Por Olga L. Martínez
Se desangra mi noche. Gotea con paso intermitente. Entre el calor de la cocina y el quedarse quieto como un farol del parque, los silencios se vuelven cada vez más víboras.
Leo los estados, y me llevan a pensar que no hay dedos para escribir verdades. El carretón del vecino hoy no cargó el pan, estaba negro y el carretillero, el de siempre, el de las cosas "buenas y baratas" no pasó con las viandas por el frente de la casa, hoy por segunda vez. Está aislado, dicen. Aunque alguien lo vio por la otra esquina.

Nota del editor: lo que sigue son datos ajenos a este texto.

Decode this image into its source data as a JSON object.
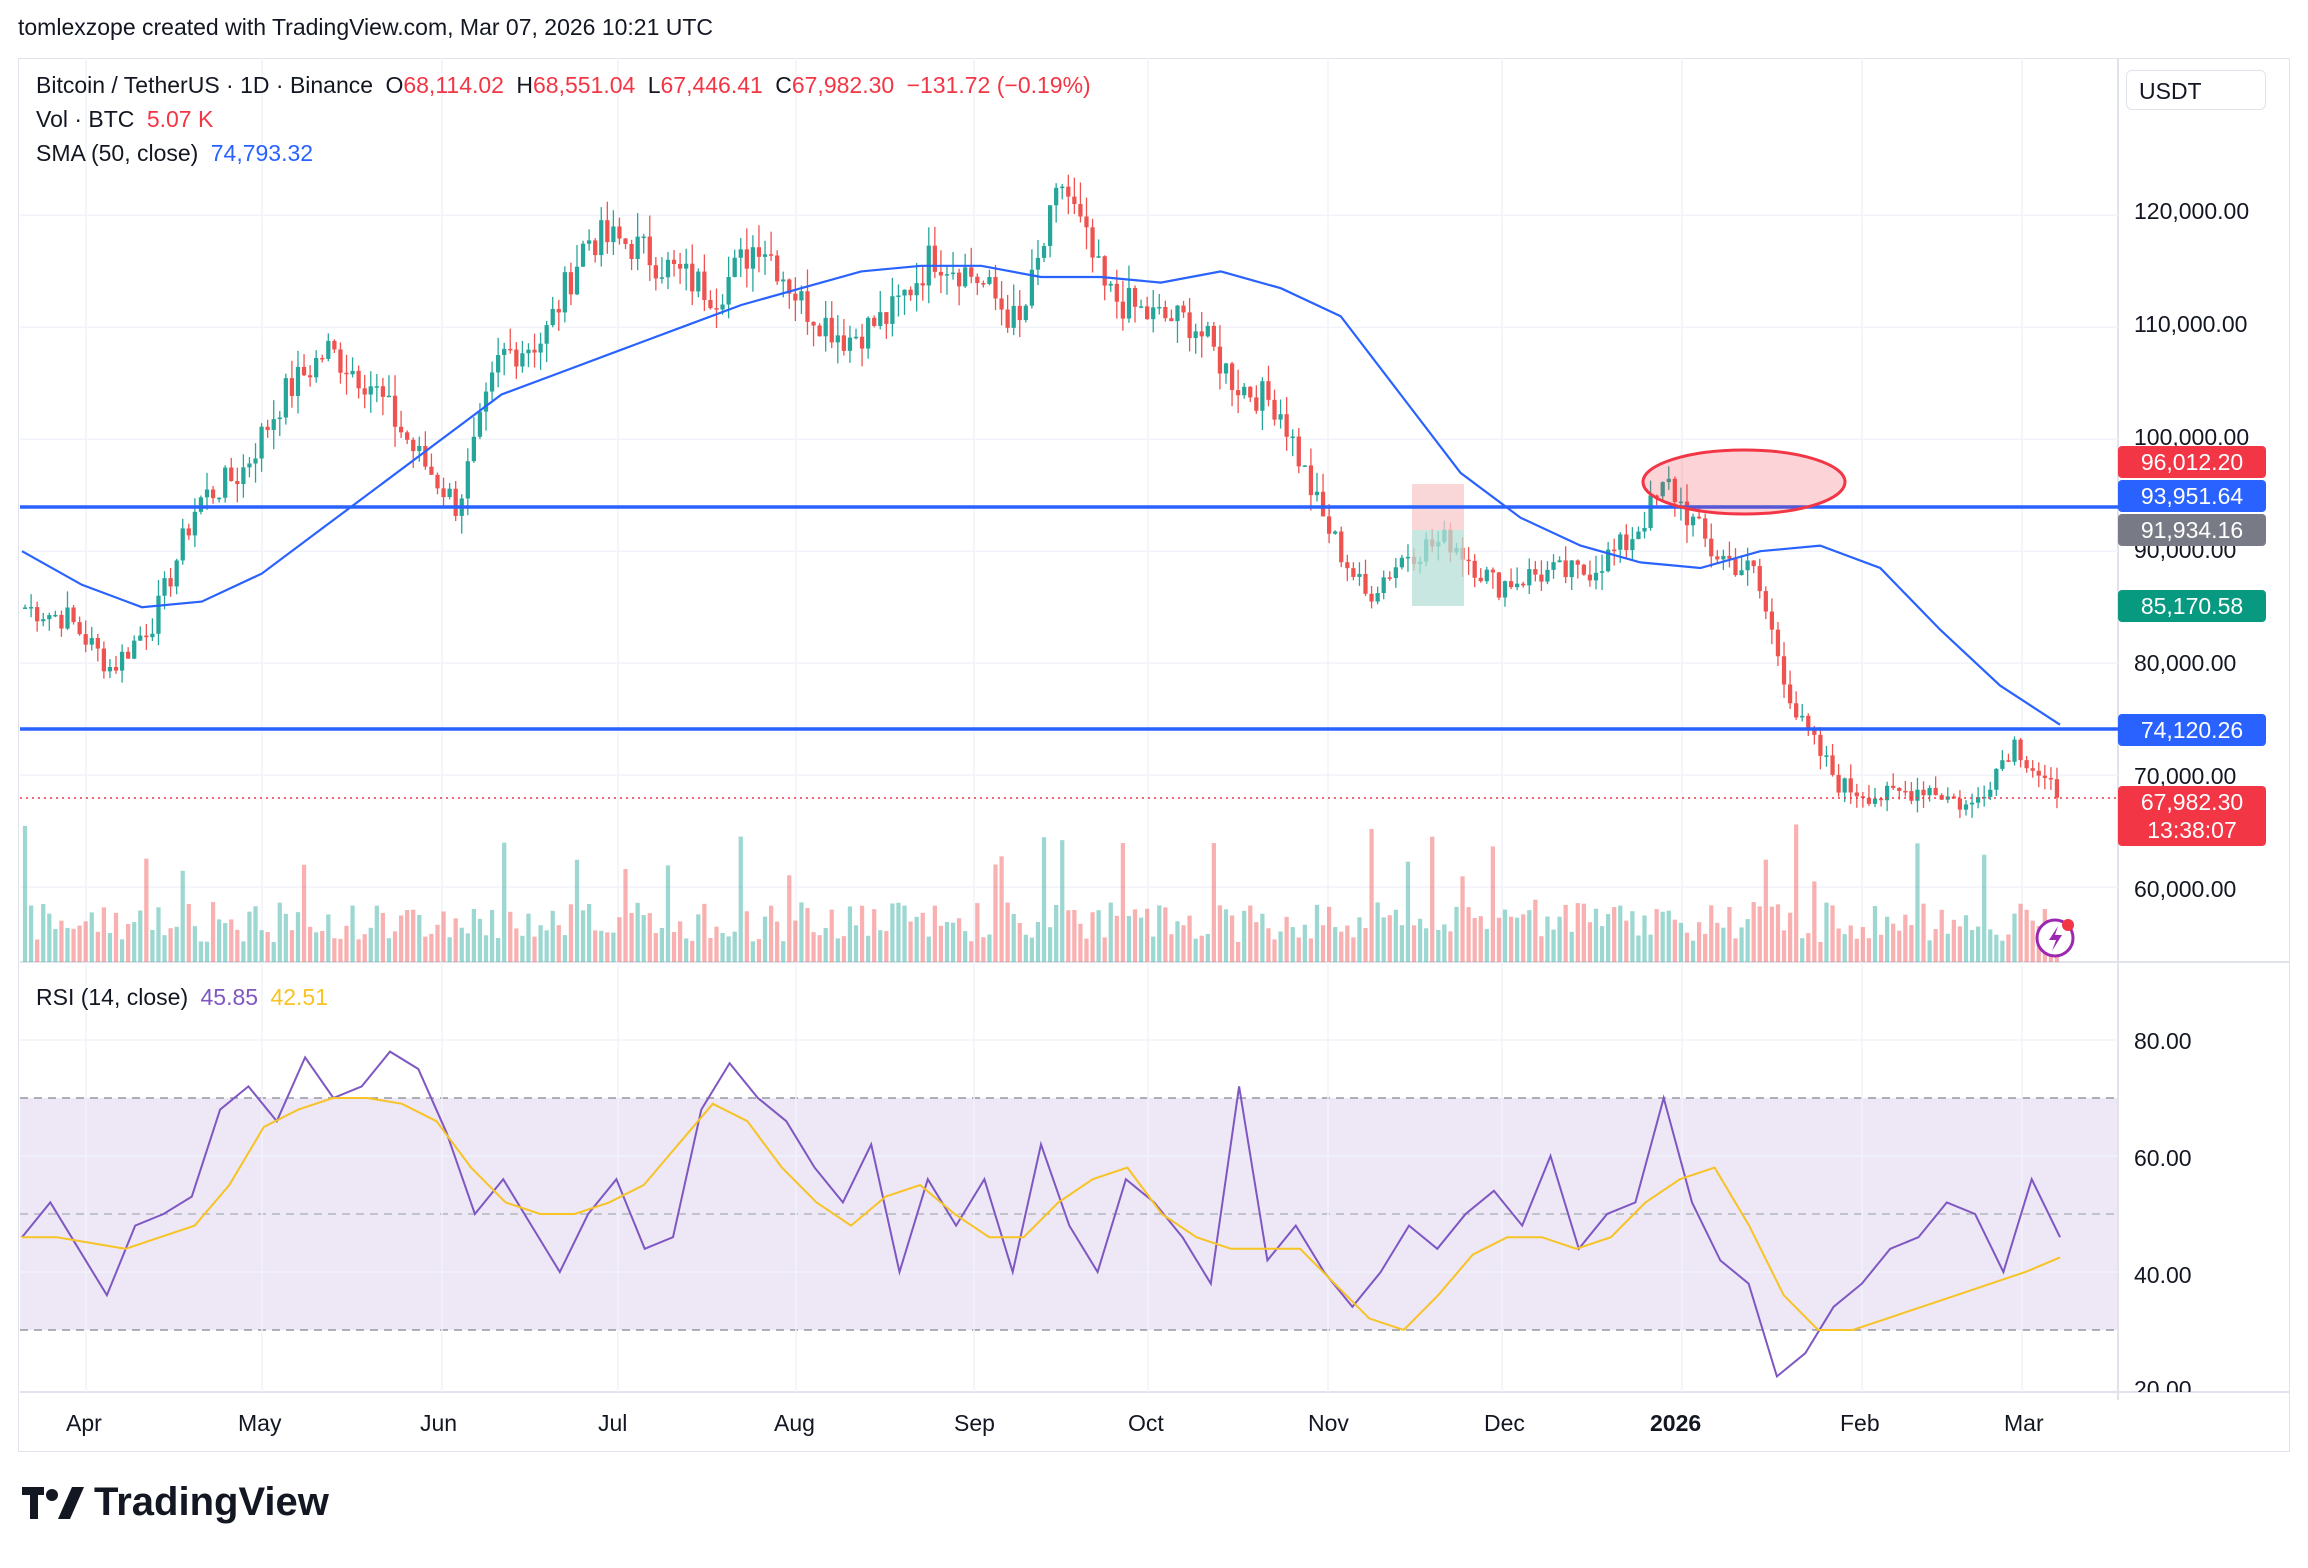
{
  "header": {
    "text": "tomlexzope created with TradingView.com, Mar 07, 2026 10:21 UTC"
  },
  "legend": {
    "symbol": "Bitcoin / TetherUS · 1D · Binance",
    "o_label": "O",
    "o_value": "68,114.02",
    "h_label": "H",
    "h_value": "68,551.04",
    "l_label": "L",
    "l_value": "67,446.41",
    "c_label": "C",
    "c_value": "67,982.30",
    "change": "−131.72 (−0.19%)",
    "vol_label": "Vol · BTC",
    "vol_value": "5.07 K",
    "sma_label": "SMA (50, close)",
    "sma_value": "74,793.32",
    "rsi_label": "RSI (14, close)",
    "rsi_value": "45.85",
    "rsi_ma_value": "42.51"
  },
  "price_axis": {
    "unit": "USDT",
    "ticks": [
      "120,000.00",
      "110,000.00",
      "100,000.00",
      "90,000.00",
      "80,000.00",
      "70,000.00",
      "60,000.00"
    ]
  },
  "rsi_axis": {
    "ticks": [
      "80.00",
      "60.00",
      "40.00",
      "20.00"
    ]
  },
  "time_axis": {
    "ticks": [
      "Apr",
      "May",
      "Jun",
      "Jul",
      "Aug",
      "Sep",
      "Oct",
      "Nov",
      "Dec",
      "2026",
      "Feb",
      "Mar"
    ]
  },
  "badges": {
    "b96012": "96,012.20",
    "b93951": "93,951.64",
    "b91934": "91,934.16",
    "b85170": "85,170.58",
    "b74120": "74,120.26",
    "b67982": "67,982.30",
    "countdown": "13:38:07"
  },
  "brand": {
    "name": "TradingView"
  },
  "colors": {
    "up": "#26a69a",
    "down": "#ef5350",
    "sma": "#2962ff",
    "hline": "#2962ff",
    "rsi": "#7e57c2",
    "rsi_ma": "#f7c325",
    "band": "#ede7f6",
    "highlight": "#f23645"
  },
  "chart_data": [
    {
      "type": "candlestick",
      "title": "Bitcoin / TetherUS · 1D · Binance",
      "x": [
        "Apr",
        "May",
        "Jun",
        "Jul",
        "Aug",
        "Sep",
        "Oct",
        "Nov",
        "Dec",
        "2026",
        "Feb",
        "Mar"
      ],
      "close_path": [
        85000,
        84000,
        79500,
        84000,
        94500,
        97000,
        104000,
        108000,
        105000,
        99000,
        94000,
        107500,
        109000,
        118000,
        117500,
        115000,
        113000,
        118000,
        112000,
        109000,
        111000,
        116500,
        114500,
        110000,
        123000,
        113000,
        111000,
        110500,
        105000,
        103000,
        93000,
        86000,
        90000,
        91000,
        87000,
        88000,
        88000,
        90500,
        96000,
        90000,
        88000,
        75000,
        69000,
        68000,
        69000,
        67000,
        73000,
        67982.3
      ],
      "ylim": [
        52000,
        128000
      ],
      "horizontal_lines": [
        93951.64,
        74120.26
      ],
      "sma_50": [
        90000,
        87000,
        85000,
        85500,
        88000,
        92000,
        96000,
        100000,
        104000,
        106000,
        108000,
        110000,
        112000,
        113500,
        115000,
        115500,
        115500,
        114500,
        114500,
        114000,
        115000,
        113500,
        111000,
        104000,
        97000,
        93000,
        90500,
        89000,
        88500,
        90000,
        90500,
        88500,
        83000,
        78000,
        74500
      ],
      "last_price": 67982.3
    },
    {
      "type": "bar",
      "title": "Vol · BTC",
      "last_value": "5.07 K"
    },
    {
      "type": "line",
      "title": "RSI (14, close)",
      "ylim": [
        20,
        90
      ],
      "bands": [
        30,
        50,
        70
      ],
      "rsi": [
        46,
        52,
        44,
        36,
        48,
        50,
        53,
        68,
        72,
        66,
        77,
        70,
        72,
        78,
        75,
        64,
        50,
        56,
        48,
        40,
        50,
        56,
        44,
        46,
        68,
        76,
        70,
        66,
        58,
        52,
        62,
        40,
        56,
        48,
        56,
        40,
        62,
        48,
        40,
        56,
        52,
        46,
        38,
        72,
        42,
        48,
        40,
        34,
        40,
        48,
        44,
        50,
        54,
        48,
        60,
        44,
        50,
        52,
        70,
        52,
        42,
        38,
        22,
        26,
        34,
        38,
        44,
        46,
        52,
        50,
        40,
        56,
        46
      ],
      "rsi_ma": [
        46,
        46,
        45,
        44,
        46,
        48,
        55,
        65,
        68,
        70,
        70,
        69,
        66,
        58,
        52,
        50,
        50,
        52,
        55,
        62,
        69,
        66,
        58,
        52,
        48,
        53,
        55,
        50,
        46,
        46,
        52,
        56,
        58,
        50,
        46,
        44,
        44,
        44,
        38,
        32,
        30,
        36,
        43,
        46,
        46,
        44,
        46,
        52,
        56,
        58,
        48,
        36,
        30,
        30,
        32,
        34,
        36,
        38,
        40,
        42.51
      ]
    }
  ]
}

Desde lo más profundo de mis miedos, los zapatos vuelven a ser el punto de mira del señor que me obliga a meterlos en un saco mojado y sucio...dicen que con cloro. No sé, pero desde mis entrañas, ya todo se me vuelve idéntico, neutro, amarillo...tosco. Las puntas de mis dedos, sin huellas dactilares, no tocan nada que no borren. Hace tiempo que tampoco mi olor se queda en tu regazo, y no sé hasta cuándo va a salir la Luna por la misma hendija que la miro ahora, sin poder explimirla para robarle la misma luz que ella le arranca al Sol.
La invasión
Esta tarde, antes de que llegaran las palomas, me eché desnuda justo en el sitio donde no alcanza el alimento. Miré al cielo, las dejé acercarse. Al principio, fue suave, pero después, en una especie de ataque, se abalanzaron sobre mí, y tanto picotearon y hurgaron, que solo dejaron mis ojos sangrantes, pero aún vivos, para verlas levantar el vuelo.